Dalam melaksanakan rekayasa genetik, manusia harus menentukan apakah
modifikasi genetik pada suatu organisme, dalam kasus ini tanaman, akan melanggar
kode etik atau tidak. Hal lain yang perlu diperhatikan adalah apakah dengan adanya
tanaman transgenik tersebut akan mempengaruhi ekosistem dan keseluruhan
biodiversitas.

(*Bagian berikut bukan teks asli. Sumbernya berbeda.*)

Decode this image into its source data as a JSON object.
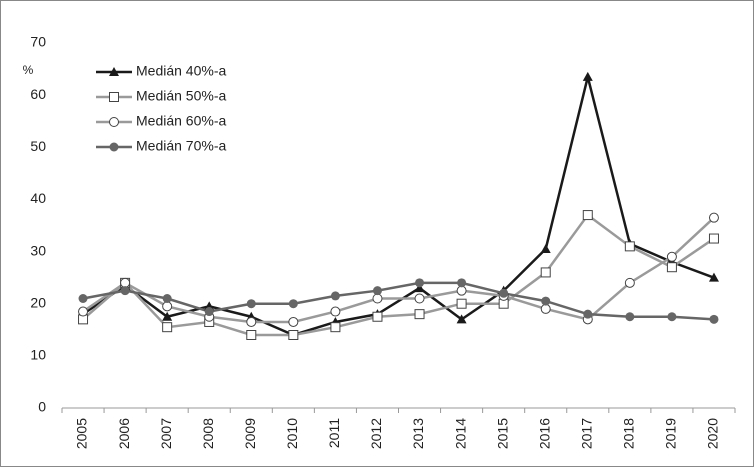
{
  "chart_data": {
    "type": "line",
    "y_unit": "%",
    "categories": [
      "2005",
      "2006",
      "2007",
      "2008",
      "2009",
      "2010",
      "2011",
      "2012",
      "2013",
      "2014",
      "2015",
      "2016",
      "2017",
      "2018",
      "2019",
      "2020"
    ],
    "series": [
      {
        "name": "Medián 40%-a",
        "color": "#1a1a1a",
        "marker": "triangle",
        "values": [
          18,
          23.5,
          17.5,
          19.5,
          17.5,
          14,
          16.5,
          18,
          23,
          17,
          22.5,
          30.5,
          63.5,
          31.5,
          28,
          25
        ]
      },
      {
        "name": "Medián 50%-a",
        "color": "#9a9a9a",
        "marker": "square",
        "values": [
          17,
          24,
          15.5,
          16.5,
          14,
          14,
          15.5,
          17.5,
          18,
          20,
          20,
          26,
          37,
          31,
          27,
          32.5
        ]
      },
      {
        "name": "Medián 60%-a",
        "color": "#9a9a9a",
        "marker": "circle-open",
        "values": [
          18.5,
          24,
          19.5,
          17.5,
          16.5,
          16.5,
          18.5,
          21,
          21,
          22.5,
          21.5,
          19,
          17,
          24,
          29,
          36.5
        ]
      },
      {
        "name": "Medián 70%-a",
        "color": "#666666",
        "marker": "circle",
        "values": [
          21,
          22.5,
          21,
          18.5,
          20,
          20,
          21.5,
          22.5,
          24,
          24,
          22,
          20.5,
          18,
          17.5,
          17.5,
          17
        ]
      }
    ],
    "ylim": [
      0,
      70
    ],
    "yticks": [
      0,
      10,
      20,
      30,
      40,
      50,
      60,
      70
    ],
    "grid": false,
    "legend": "upper-left"
  }
}
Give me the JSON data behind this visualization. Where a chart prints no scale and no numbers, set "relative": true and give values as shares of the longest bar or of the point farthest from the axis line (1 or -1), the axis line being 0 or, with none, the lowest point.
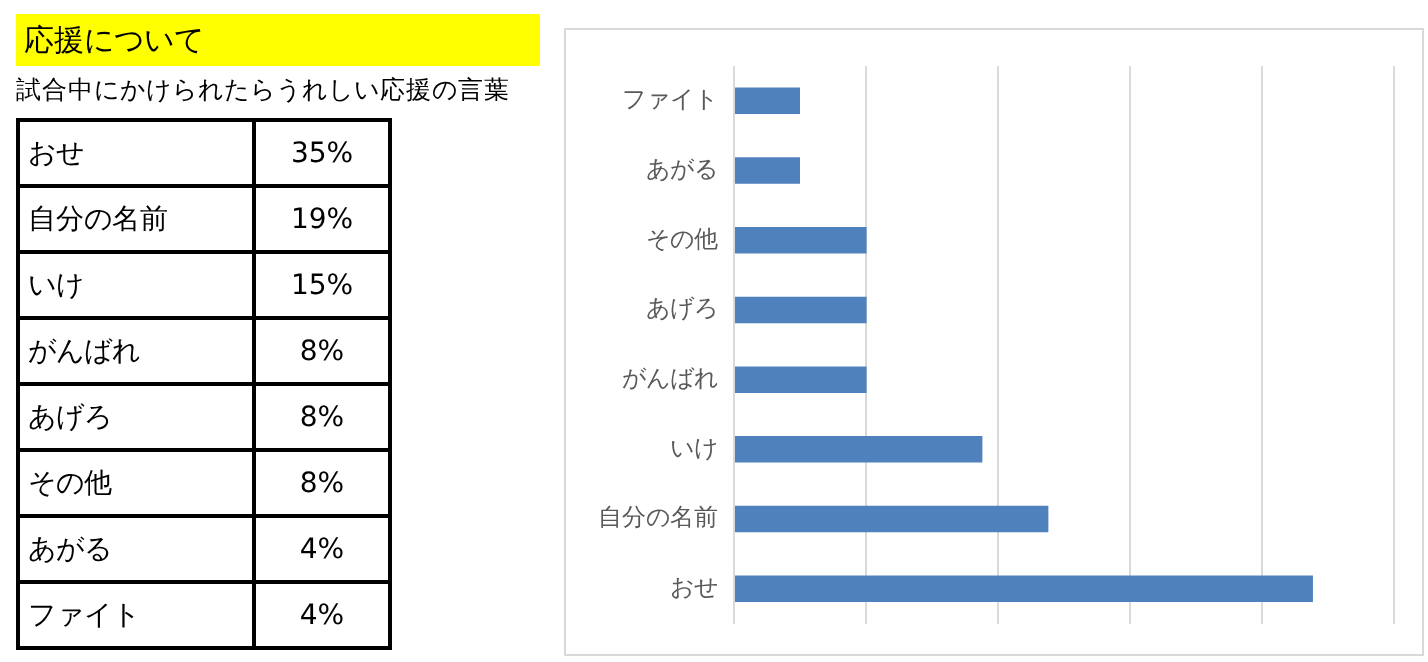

Secara keseluruhan, dalam pemanfaatan produk hasil bioteknologi juga
harus meninjau dari segi dampak yang diakibatkan.
2. Stem Cell
Stem cell merupakan suatu sel prekursor yang berpotensi untuk berkembang
menjadi berbagai macam sel yang berbeda. Sel stem dapat dibedakan menjadi sel stem
embrionik dan sel stem dewasa. Sel stem embrionik adalah sel yang diambil dari inner
cell mass yaitu suatu kumpulan sel yang terletak di satu sisi blastocyst yang berumur 5
hari dan terdiri dari 100 sel. Sel stem ini mempunyai sifat dapat berkembang biak secara
terus menerus dalam media kultur optimal dan pada keadaan tertentu dapat diarahkan
untuk berdiferensiasi menjadi berbagai sel yang terdiferensiasi seperti sel jantung, sel
kulit, neuron, hepatosit dan sebagainya.
Sel stem dewasa (Adult stem cells) adalah sel stem yang terdapat di semua organ
tubuh, terutama di dalam sumsum tulang dan berfungsi melakukan regenerasi untuk
mengatasi berbagai kerusakan yang selalu terjadi dalam kehidupan. Sel stem dewasa
dapat diambil dari fetus (fetal stem cells), sumsum tulang (bone marrow stem cells),
darah perifer atau tali pusat (umbilical cord blood stem cells, UCB).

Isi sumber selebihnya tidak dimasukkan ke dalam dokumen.